The physical office visit will be unusual, save for very important interactions such as the discussion of a new, serious diagnosis. Instead, comprehensive data exchange, far greater than today, will take place virtually along with face-to-face discussion. Both the patient and doctor will be equipped with augmented reality to see all of the data visualization and predictive analytics. The record of the visit will be created via natural language processing, edited by the patient and the doctor (the latter with the help of machine learning to accelerate it). The idea of using keyboards or human scribes will be as foreign as pre-Gutenberg printing using scribes.

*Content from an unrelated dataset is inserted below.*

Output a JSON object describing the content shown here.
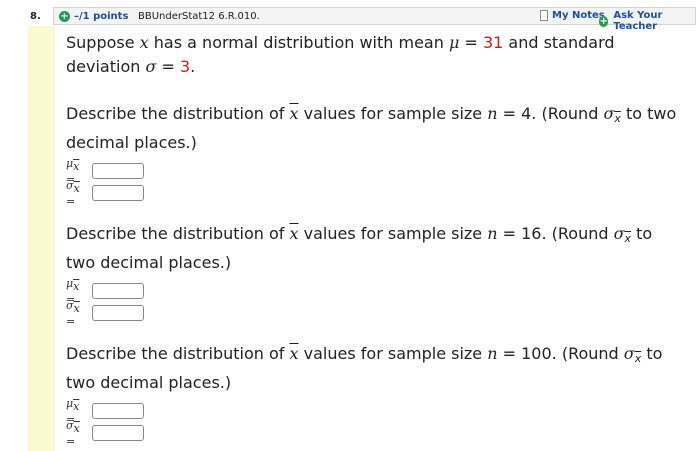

Hospitals will undoubtedly be used quite differently than today. While intensive-care units, operating rooms, emergency care centers and sophisticated image equipment will be maintained, the rest of the hospital functions will be exported to the home. Data surveillance centers will be the norm to remotely monitor large numbers of people in a community, staffed by healthcare professionals to intervene when necessary. Of note, the hospital information system of today will be considered a relic.
After all the billions of dollars that have been put into health information systems in hospitals, how could these no longer be used or required? The answer lies in the need to completely decentralize the data to units of one or a few, rather than aggregate people’s data into thousands or millions. Coincident with this decentralization is the information power shift that sets up individual ownership of all of one’s data—the bulk of which will be generated by that person.
A peer-to-peer network, such as via a blockchain model, will be used to provide each person their encrypted data—in an electronic wallet or locker—to share when and with whom the individual chooses. Finally, the civil right of individuals to own their medical data will have been actualized through governmental legislation.
One more thing that we’ll see by then: the planetary medical knowledge resource. Medical data-sharing to help one’s fellow man will be the norm when individuals have outright ownership of their data, without concern over a breach of privacy or reidentification. All the big data per individual can be collated for more than a billion people (someday billions) and nearest-neighbor matching analysis from this resource will be critical for selecting the best prevention and treatment options. We will have reached the era of datafied, individualized medicine and a true, self-perpetuating learning health system.
The civil right of individuals to own their medical data will have been actualized through governmental legislation.